Medical image pathology localization typically relies on labor-intensive expert annotations and exhibits poor generalization. To address this, we propose AFLoc, a multimodal vision-language model that introduces the first contrastive learning framework based on hierarchical semantic structures, enabling annotation-free pathology localization and clinical diagnosis without image-level labels. Methodologically, AFLoc integrates multi-granularity report–image semantic alignment, joint vision–language embedding, and cross-modal self-supervised representation learning—supporting zero-shot transfer across X-ray, histopathological, and fundus imaging, as well as open-set pathology recognition. Evaluated on six external datasets covering 20 thoracic pathologies, AFLoc achieves state-of-the-art performance. Its cross-modal localization accuracy surpasses human expert baselines. Moreover, AFLoc significantly reduces clinical annotation costs while enhancing robustness and deployability in open-world settings.

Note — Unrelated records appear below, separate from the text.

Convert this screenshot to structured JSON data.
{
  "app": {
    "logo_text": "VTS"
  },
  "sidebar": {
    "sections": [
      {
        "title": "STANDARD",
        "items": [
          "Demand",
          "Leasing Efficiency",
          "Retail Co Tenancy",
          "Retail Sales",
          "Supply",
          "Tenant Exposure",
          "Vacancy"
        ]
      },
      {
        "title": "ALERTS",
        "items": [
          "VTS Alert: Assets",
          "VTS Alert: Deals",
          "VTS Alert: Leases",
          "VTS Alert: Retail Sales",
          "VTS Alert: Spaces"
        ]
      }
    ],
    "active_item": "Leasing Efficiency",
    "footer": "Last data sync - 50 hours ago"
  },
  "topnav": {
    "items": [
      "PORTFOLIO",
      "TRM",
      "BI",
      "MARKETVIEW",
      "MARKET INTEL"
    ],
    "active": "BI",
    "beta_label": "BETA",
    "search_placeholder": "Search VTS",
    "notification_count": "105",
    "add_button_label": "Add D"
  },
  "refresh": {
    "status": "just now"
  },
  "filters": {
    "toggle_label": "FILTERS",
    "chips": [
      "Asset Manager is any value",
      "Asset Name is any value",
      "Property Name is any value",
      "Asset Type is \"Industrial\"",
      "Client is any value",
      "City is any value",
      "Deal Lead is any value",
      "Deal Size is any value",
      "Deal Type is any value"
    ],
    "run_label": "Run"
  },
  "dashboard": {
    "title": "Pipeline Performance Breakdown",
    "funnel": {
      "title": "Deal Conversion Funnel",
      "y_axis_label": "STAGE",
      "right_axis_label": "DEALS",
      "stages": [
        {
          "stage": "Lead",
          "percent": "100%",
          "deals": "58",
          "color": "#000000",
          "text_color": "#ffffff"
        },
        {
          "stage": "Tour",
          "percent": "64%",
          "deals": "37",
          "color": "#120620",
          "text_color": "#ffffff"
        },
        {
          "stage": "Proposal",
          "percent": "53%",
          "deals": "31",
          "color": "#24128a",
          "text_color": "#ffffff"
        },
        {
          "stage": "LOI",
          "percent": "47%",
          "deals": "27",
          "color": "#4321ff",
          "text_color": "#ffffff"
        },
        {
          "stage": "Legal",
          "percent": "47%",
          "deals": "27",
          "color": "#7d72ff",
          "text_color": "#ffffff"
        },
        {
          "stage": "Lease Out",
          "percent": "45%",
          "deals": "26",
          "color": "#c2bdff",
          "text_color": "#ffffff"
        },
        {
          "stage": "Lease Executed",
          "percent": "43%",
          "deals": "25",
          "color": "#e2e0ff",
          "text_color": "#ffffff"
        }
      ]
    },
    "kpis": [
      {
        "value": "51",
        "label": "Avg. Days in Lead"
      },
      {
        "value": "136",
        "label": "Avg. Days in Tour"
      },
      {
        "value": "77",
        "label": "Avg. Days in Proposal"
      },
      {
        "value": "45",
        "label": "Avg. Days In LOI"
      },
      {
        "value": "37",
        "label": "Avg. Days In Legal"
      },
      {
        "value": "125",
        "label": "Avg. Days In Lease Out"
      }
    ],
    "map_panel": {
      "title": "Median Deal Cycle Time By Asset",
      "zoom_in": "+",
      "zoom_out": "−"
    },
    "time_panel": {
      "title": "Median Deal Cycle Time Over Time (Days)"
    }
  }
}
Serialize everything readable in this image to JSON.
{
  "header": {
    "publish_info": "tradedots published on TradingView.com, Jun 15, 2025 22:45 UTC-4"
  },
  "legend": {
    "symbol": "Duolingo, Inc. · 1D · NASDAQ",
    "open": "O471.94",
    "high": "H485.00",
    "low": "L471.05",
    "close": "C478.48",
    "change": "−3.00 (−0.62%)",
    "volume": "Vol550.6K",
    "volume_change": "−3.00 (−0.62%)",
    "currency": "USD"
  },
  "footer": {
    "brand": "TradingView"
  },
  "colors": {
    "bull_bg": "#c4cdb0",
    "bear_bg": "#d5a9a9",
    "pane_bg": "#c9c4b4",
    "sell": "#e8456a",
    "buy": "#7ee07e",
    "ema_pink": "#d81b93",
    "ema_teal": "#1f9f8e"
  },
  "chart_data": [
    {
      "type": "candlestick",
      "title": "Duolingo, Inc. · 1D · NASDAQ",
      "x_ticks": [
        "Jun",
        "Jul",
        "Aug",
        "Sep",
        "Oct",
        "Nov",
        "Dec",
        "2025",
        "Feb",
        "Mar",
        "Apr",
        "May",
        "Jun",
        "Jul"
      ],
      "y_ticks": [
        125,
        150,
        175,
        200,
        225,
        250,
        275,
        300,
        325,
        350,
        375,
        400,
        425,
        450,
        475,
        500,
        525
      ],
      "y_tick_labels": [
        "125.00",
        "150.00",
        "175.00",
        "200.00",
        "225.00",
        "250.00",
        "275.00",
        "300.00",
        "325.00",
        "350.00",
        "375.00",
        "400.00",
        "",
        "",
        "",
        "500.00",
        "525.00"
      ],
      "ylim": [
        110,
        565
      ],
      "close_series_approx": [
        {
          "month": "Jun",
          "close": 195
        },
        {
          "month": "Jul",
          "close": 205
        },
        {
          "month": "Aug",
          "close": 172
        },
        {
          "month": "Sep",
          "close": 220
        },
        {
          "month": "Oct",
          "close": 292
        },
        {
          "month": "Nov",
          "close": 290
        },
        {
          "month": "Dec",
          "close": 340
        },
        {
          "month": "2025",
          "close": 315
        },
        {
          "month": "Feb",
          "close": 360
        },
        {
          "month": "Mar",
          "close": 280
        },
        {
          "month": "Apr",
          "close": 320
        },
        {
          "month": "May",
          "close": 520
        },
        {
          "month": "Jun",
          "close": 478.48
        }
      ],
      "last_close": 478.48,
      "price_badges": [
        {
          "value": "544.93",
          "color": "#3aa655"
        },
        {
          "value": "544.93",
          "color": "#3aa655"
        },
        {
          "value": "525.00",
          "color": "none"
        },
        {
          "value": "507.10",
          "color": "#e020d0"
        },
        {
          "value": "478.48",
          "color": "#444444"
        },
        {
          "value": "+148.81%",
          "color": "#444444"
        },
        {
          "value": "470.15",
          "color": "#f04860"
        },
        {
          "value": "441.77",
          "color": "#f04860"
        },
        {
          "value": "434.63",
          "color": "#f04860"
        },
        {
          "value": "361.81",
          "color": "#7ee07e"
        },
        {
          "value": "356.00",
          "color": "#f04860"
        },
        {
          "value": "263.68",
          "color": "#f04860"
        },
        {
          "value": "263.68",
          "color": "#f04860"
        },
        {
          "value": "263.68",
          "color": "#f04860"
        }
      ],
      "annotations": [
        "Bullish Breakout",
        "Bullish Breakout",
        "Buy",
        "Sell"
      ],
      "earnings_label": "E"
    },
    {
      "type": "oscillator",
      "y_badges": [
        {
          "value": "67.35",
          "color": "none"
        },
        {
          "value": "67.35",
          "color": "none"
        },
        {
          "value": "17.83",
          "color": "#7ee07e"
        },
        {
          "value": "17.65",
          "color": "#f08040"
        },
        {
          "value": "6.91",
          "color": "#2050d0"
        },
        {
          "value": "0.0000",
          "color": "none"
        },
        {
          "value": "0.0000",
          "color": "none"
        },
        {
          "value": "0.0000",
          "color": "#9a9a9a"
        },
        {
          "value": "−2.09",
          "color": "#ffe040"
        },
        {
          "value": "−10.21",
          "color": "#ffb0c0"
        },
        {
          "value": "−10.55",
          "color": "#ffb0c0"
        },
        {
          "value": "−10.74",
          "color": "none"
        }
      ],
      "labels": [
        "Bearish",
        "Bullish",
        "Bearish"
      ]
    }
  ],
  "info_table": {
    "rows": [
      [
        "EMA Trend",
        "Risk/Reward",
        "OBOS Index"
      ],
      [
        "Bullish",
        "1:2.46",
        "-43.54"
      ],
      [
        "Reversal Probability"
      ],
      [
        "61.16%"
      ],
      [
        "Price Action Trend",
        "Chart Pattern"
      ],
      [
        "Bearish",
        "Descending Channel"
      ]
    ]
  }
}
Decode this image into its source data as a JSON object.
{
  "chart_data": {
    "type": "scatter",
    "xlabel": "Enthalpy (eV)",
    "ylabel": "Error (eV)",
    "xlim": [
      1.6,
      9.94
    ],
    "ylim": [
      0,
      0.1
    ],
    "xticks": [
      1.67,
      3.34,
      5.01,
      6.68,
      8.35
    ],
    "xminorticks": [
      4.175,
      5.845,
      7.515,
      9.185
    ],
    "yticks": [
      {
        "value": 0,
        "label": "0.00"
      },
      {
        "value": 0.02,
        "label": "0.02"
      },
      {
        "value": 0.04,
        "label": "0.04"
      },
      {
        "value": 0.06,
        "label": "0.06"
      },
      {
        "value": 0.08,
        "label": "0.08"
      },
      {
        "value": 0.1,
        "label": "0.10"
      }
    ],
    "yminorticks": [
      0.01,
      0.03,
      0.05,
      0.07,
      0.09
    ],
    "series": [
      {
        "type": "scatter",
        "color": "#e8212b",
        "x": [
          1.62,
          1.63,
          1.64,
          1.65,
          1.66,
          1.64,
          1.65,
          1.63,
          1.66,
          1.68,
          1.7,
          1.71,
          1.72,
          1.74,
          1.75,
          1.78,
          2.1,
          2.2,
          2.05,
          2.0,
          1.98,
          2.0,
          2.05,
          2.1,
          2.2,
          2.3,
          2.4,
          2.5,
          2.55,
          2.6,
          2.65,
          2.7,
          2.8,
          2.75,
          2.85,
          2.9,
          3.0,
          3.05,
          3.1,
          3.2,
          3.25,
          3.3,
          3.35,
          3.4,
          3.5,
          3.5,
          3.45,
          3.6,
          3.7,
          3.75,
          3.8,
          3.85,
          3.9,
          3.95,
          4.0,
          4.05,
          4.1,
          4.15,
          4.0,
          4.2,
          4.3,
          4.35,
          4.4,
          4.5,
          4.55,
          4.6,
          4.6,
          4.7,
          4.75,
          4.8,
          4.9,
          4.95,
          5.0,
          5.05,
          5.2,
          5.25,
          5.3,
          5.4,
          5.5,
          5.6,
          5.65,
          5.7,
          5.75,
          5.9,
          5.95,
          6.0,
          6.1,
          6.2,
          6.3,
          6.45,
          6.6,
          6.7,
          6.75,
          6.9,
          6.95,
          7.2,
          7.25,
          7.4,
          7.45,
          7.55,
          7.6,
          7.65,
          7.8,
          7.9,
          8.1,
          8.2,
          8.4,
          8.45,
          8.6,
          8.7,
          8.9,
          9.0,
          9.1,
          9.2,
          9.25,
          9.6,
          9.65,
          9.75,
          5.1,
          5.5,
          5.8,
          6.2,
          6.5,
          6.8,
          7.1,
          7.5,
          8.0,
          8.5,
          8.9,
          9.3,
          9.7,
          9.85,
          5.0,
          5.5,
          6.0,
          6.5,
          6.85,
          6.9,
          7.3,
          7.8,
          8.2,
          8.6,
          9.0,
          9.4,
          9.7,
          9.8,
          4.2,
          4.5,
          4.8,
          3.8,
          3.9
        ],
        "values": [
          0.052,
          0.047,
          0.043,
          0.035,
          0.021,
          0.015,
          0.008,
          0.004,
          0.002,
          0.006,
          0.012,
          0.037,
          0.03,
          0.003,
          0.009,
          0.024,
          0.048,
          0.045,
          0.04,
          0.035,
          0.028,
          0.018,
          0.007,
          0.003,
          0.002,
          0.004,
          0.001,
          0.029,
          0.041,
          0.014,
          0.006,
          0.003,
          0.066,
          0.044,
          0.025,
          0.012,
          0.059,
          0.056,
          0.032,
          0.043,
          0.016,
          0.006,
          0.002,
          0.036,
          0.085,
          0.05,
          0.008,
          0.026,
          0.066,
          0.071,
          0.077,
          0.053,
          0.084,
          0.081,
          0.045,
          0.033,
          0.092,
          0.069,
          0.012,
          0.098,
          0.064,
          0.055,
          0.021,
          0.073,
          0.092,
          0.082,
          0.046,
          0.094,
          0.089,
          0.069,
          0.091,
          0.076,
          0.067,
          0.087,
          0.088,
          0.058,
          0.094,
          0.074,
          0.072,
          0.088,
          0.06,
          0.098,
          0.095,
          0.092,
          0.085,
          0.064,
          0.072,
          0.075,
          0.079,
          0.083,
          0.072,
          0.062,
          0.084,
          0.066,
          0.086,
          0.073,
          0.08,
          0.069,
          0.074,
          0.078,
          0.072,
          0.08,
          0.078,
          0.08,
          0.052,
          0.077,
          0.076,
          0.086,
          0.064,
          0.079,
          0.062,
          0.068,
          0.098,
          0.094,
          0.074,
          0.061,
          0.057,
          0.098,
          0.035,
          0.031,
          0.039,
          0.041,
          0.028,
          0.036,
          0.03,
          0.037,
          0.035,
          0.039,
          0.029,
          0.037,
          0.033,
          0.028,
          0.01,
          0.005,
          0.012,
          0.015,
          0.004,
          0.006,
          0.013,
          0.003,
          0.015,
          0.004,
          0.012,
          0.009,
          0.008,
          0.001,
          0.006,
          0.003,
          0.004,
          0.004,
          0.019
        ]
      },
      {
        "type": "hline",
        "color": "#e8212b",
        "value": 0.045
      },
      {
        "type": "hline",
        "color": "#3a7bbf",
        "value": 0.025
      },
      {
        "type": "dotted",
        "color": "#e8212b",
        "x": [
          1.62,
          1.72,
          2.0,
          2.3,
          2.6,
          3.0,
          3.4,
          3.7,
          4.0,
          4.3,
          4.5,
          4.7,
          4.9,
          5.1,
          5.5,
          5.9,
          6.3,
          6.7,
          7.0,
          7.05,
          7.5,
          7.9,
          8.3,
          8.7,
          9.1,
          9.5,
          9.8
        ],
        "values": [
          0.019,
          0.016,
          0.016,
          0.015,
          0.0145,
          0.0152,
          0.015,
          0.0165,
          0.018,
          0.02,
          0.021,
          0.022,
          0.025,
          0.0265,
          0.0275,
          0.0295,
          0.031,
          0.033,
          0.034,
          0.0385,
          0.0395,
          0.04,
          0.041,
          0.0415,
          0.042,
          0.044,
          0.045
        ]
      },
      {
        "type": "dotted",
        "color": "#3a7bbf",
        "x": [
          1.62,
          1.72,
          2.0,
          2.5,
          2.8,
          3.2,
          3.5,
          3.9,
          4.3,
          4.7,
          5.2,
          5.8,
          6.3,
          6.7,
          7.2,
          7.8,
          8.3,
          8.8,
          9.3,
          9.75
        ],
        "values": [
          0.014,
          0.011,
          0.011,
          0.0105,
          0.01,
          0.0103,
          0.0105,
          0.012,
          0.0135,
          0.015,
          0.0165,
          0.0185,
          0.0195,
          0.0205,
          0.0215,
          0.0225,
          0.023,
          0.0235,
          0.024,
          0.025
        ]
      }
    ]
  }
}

Defining pathologies automatically from medical images aids the understanding of the emergence and progression of diseases, and such an ability is crucial in clinical diagnostics. However, existing deep learning models heavily rely on expert annotations and lack generalization capabilities in open clinical environments. In this study, we present a generalizable vision-language model for Annotation-Free pathology Localization (AFLoc). The core strength of AFLoc lies in its extensive multi-level semantic structure-based contrastive learning, which comprehensively aligns multi-granularity medical concepts from reports with abundant image features, to adapt to the diverse expressions of pathologies and unseen pathologies without the reliance on image annotations from experts. We conducted primary experiments on a dataset of 220K pairs of image-report chest X-ray images, and performed extensive validation across six external datasets encompassing 20 types of chest pathologies. The results demonstrate that AFLoc outperforms state-of-the-art methods in both annotation-free localization and classification tasks. Additionally, we assessed the generalizability of AFLoc on other modalities, including histopathology and retinal fundus images. Extensive experiments show that AFLoc exhibits robust generalization capabilities, even surpassing human benchmarks in localizing five different types of pathological images. These results highlight the potential of AFLoc in reducing annotation requirements and its applicability in complex clinical environments.